The SZDSZ paid the price in the 2010 elections. They failed to get a single seat in parliament, and they will never get another seat in parliament (imagine going from government to oblivion, imagine what voters must think of you) and I'd bet good money that some of them will soon be behind bars.
This alignment of the SZDSZ and the ex-communists was particularly bad news for Orbán. The communists had 40 years of power, 40 years of travelling and working abroad, 40 years of making sure their children had the best education, spoke foreign languages, got the best jobs in foreign trade, in banking, in the diplomatic corps, in the universities. Thus they have many friends and acquaintances abroad who can (often unwittingly) seed their propaganda.
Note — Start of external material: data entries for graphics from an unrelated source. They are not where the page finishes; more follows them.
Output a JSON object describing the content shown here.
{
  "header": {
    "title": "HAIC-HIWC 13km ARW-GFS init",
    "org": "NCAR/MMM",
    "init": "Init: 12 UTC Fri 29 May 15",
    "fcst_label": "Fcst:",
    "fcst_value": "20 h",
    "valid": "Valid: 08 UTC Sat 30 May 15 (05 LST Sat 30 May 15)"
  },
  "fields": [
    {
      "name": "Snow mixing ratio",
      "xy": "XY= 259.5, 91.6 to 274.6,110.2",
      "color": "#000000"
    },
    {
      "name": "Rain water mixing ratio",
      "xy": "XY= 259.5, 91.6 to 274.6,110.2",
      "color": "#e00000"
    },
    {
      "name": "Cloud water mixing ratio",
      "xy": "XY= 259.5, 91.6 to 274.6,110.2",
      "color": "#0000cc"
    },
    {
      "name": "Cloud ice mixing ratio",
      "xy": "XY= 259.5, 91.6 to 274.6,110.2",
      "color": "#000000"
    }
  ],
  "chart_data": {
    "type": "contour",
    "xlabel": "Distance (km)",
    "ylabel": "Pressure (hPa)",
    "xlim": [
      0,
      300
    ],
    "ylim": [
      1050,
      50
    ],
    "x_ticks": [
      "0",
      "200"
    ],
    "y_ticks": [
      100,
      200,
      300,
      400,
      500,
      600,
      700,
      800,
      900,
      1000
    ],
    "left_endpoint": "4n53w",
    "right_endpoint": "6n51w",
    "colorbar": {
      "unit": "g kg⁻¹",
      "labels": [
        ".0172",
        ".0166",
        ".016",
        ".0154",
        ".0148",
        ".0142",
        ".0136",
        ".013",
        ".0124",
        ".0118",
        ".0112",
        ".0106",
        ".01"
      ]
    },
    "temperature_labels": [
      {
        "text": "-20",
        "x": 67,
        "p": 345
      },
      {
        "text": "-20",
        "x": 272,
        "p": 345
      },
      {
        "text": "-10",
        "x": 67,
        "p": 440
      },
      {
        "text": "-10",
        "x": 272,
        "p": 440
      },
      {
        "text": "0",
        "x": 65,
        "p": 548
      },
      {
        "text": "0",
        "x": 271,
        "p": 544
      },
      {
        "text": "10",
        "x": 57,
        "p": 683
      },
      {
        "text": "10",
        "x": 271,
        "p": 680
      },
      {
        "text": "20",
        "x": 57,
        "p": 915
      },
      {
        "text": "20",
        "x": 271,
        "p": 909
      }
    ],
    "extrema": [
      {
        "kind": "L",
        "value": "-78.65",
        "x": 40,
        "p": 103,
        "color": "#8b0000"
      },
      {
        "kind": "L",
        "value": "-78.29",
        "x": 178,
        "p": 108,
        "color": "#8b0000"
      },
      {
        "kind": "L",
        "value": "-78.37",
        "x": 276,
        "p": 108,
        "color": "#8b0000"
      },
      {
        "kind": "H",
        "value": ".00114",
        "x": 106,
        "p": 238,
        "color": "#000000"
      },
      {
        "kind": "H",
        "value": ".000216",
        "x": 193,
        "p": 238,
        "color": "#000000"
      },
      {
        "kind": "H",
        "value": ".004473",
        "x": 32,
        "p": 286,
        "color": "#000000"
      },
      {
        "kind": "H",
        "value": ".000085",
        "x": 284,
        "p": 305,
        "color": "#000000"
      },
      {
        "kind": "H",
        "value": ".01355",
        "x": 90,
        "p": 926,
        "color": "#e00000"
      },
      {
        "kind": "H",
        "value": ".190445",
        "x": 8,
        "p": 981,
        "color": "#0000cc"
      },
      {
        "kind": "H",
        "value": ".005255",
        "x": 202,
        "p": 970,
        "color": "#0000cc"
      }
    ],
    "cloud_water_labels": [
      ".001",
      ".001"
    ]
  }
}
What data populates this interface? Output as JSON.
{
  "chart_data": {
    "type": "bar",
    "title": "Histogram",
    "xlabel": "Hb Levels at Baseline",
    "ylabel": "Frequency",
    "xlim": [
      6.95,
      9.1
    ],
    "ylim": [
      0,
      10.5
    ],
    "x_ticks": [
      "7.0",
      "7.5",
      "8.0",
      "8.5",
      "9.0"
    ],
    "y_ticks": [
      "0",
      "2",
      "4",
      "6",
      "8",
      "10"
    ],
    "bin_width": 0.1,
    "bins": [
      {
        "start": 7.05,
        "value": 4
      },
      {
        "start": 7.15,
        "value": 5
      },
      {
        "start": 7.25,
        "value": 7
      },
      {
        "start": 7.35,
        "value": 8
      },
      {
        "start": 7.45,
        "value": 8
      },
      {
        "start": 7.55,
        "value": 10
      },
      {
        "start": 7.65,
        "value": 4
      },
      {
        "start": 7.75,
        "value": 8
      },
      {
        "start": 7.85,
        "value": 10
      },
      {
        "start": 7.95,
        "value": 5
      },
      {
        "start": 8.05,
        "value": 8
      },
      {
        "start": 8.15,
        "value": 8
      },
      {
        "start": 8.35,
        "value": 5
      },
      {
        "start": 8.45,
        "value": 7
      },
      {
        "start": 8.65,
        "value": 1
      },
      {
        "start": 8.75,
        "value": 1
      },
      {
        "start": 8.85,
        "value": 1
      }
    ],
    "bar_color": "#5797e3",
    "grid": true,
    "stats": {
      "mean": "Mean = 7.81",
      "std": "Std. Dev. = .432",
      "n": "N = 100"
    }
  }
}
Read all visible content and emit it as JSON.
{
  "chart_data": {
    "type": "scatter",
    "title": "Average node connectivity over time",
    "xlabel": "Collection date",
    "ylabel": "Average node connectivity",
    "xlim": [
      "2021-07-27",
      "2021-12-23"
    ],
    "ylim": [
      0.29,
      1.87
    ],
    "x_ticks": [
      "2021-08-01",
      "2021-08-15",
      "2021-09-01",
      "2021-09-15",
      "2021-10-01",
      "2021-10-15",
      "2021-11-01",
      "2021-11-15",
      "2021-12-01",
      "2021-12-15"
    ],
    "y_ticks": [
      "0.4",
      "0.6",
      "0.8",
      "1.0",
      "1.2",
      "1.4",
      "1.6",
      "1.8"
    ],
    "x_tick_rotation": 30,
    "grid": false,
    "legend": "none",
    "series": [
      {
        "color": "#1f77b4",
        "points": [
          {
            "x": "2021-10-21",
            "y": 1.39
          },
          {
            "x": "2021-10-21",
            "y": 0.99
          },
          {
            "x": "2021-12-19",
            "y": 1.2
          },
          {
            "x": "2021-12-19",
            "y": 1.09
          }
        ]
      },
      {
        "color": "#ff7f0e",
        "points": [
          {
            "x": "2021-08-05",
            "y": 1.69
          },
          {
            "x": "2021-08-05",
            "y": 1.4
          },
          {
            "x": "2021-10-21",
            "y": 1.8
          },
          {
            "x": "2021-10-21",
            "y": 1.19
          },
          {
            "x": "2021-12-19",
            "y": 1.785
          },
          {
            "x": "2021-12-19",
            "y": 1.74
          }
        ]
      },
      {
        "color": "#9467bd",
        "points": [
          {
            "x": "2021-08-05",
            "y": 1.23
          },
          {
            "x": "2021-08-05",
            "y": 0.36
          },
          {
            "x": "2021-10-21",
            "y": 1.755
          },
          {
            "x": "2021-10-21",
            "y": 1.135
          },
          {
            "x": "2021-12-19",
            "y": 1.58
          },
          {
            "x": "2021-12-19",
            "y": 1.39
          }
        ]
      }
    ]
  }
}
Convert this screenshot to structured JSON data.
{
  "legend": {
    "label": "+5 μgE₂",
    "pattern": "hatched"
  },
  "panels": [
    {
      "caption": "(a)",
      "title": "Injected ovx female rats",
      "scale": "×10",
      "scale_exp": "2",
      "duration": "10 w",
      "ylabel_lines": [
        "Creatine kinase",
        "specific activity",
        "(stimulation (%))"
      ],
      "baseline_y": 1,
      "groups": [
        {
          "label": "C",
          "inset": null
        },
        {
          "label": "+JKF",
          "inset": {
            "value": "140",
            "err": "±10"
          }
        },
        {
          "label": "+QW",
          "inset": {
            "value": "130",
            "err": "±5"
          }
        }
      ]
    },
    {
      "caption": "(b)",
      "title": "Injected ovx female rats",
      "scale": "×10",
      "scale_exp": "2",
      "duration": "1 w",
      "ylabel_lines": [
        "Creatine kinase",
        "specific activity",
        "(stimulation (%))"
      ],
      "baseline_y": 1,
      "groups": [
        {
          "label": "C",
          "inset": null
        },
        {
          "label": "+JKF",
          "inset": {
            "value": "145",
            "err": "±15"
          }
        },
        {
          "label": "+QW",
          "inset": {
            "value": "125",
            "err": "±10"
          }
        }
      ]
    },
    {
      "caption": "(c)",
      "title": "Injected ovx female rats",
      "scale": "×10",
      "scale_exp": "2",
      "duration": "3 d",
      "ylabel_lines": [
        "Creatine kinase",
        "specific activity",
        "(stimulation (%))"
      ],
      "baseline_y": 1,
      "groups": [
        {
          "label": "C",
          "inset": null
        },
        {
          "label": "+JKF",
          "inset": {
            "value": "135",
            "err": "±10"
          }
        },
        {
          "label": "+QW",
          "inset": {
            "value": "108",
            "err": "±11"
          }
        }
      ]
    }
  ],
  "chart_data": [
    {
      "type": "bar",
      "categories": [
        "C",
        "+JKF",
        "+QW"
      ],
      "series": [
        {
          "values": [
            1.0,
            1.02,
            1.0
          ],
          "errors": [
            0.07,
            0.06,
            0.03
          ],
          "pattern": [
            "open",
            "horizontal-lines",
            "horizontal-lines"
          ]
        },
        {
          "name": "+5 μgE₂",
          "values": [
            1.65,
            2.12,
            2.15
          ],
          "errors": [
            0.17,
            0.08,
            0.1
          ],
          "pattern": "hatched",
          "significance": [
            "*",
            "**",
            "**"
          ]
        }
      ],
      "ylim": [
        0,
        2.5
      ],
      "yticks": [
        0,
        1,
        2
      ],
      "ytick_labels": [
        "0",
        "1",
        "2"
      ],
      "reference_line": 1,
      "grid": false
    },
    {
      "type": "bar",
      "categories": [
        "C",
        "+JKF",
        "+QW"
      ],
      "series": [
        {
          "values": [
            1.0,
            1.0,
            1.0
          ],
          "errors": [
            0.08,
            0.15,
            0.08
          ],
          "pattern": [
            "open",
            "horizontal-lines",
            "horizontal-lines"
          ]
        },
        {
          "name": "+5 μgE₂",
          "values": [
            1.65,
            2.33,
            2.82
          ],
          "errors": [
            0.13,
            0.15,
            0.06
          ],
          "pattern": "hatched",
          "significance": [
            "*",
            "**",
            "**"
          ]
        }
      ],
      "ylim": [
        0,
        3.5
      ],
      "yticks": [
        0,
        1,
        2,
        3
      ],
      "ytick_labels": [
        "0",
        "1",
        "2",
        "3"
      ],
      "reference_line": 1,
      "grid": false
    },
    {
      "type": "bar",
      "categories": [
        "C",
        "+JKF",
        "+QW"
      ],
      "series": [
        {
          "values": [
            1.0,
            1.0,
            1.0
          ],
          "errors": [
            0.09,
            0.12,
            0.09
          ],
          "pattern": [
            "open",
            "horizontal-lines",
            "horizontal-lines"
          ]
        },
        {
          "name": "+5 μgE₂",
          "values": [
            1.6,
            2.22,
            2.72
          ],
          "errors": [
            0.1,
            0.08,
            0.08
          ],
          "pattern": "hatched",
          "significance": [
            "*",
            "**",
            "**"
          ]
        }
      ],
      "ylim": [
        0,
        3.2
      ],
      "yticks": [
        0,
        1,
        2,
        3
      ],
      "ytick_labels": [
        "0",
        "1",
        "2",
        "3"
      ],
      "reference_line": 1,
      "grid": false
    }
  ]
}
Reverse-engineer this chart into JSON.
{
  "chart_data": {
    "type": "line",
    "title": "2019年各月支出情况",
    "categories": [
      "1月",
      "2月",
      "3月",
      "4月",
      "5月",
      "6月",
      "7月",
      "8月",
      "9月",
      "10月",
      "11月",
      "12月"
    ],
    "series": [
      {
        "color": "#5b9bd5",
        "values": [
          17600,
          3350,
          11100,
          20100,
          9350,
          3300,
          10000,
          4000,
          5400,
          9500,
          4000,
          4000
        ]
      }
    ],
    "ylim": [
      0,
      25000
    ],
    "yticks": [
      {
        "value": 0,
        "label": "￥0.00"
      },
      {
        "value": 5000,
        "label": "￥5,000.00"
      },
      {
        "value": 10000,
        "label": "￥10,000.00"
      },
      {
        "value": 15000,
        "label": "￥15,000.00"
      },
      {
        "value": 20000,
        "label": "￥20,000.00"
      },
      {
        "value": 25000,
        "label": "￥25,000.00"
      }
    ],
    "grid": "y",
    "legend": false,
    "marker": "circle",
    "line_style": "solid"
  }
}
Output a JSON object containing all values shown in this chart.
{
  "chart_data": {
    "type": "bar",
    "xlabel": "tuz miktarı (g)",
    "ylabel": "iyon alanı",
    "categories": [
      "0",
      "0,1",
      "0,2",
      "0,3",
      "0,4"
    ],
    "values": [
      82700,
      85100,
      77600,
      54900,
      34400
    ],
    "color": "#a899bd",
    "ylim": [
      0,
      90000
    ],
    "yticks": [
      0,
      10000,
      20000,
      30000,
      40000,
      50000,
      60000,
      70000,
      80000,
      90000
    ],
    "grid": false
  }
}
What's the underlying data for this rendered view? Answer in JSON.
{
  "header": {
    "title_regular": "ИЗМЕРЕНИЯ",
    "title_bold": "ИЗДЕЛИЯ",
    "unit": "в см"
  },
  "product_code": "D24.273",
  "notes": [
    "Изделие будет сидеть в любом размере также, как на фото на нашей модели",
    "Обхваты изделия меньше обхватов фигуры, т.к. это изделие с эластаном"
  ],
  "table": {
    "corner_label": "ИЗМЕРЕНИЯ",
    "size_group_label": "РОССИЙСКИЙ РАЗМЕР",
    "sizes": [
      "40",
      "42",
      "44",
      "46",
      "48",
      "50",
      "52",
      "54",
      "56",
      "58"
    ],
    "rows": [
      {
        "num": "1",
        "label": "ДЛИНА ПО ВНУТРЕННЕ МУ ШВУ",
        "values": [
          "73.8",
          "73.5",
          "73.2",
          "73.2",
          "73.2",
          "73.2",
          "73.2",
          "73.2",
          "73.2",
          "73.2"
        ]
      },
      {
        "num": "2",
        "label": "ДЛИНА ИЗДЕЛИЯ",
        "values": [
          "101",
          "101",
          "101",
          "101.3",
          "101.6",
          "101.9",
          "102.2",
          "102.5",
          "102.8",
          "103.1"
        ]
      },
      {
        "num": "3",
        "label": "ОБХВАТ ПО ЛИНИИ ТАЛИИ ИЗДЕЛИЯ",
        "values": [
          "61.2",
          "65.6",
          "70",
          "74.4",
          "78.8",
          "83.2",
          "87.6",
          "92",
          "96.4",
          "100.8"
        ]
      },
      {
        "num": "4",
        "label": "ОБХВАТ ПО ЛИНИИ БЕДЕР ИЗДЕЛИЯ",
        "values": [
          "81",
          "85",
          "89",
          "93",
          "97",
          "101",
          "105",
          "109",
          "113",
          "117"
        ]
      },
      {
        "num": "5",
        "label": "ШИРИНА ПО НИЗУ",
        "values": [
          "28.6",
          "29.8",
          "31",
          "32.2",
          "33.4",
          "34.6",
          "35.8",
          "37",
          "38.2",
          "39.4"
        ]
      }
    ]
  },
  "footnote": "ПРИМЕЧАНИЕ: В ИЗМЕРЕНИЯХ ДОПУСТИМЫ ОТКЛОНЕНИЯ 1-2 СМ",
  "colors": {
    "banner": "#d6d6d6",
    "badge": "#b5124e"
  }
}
On top of that, the supporters of the SZDSZ tended to be the Budapest intelligentsia with good international contacts — journalists, academics, musicians, writers. They're not good losers. This other powerful segment of society which should have championed a democrat like Orbán (or at least respected him) spent its time instead spreading poison about Orbán abroad. The ex-communists and the SZDSZ have done a particularly good job in Germany and that's why so many were so quick to believe that Orbán was up to something shady (although if your chief detractor is the paedophile Daniel Cohn-Bendit you don't have too much to worry about).
The writer György Konrád, an intelligent, cultured man has been at the forefront of this. But let's remember that Sir Arthur Conan Doyle, also an intelligent, cultured man and a gifted writer, believed in fairies at the bottom of the garden. Konrád sees fascists where there aren't any. In Fidesz.
In an interview with the French paper La Croix, Konrád, one of the founders of the SZDSZ, claims that Orban "always despised older people who had ideas." Konrád really gives it away here. Orban wasn't willing to kowtow to the SZDSZ in 1990 and to sit reverentially at the feet of Konrád and the other grandees of the SZDSZ and they can't get over it.
They can't get over the fact that they're not the philosopher-kings of Budapest, but virtually unknown has-beens. They can't get over Orbán being the only politician in Hungary to have genuine popularity (polls consistently show this), that Orbán has the ability to mix with all classes of society (unlike Konrád and his sociology-spouting Kant-translating colleagues).
Konrád's crew has gone kaput and there is nothing left for them but jealously, rage and spite. And if Konrád wants to play the intellectual card, it should be remembered that Orbán won a scholarship to Oxford (where his area of research was Solidarnosc, the opposition movement that actually achieved something).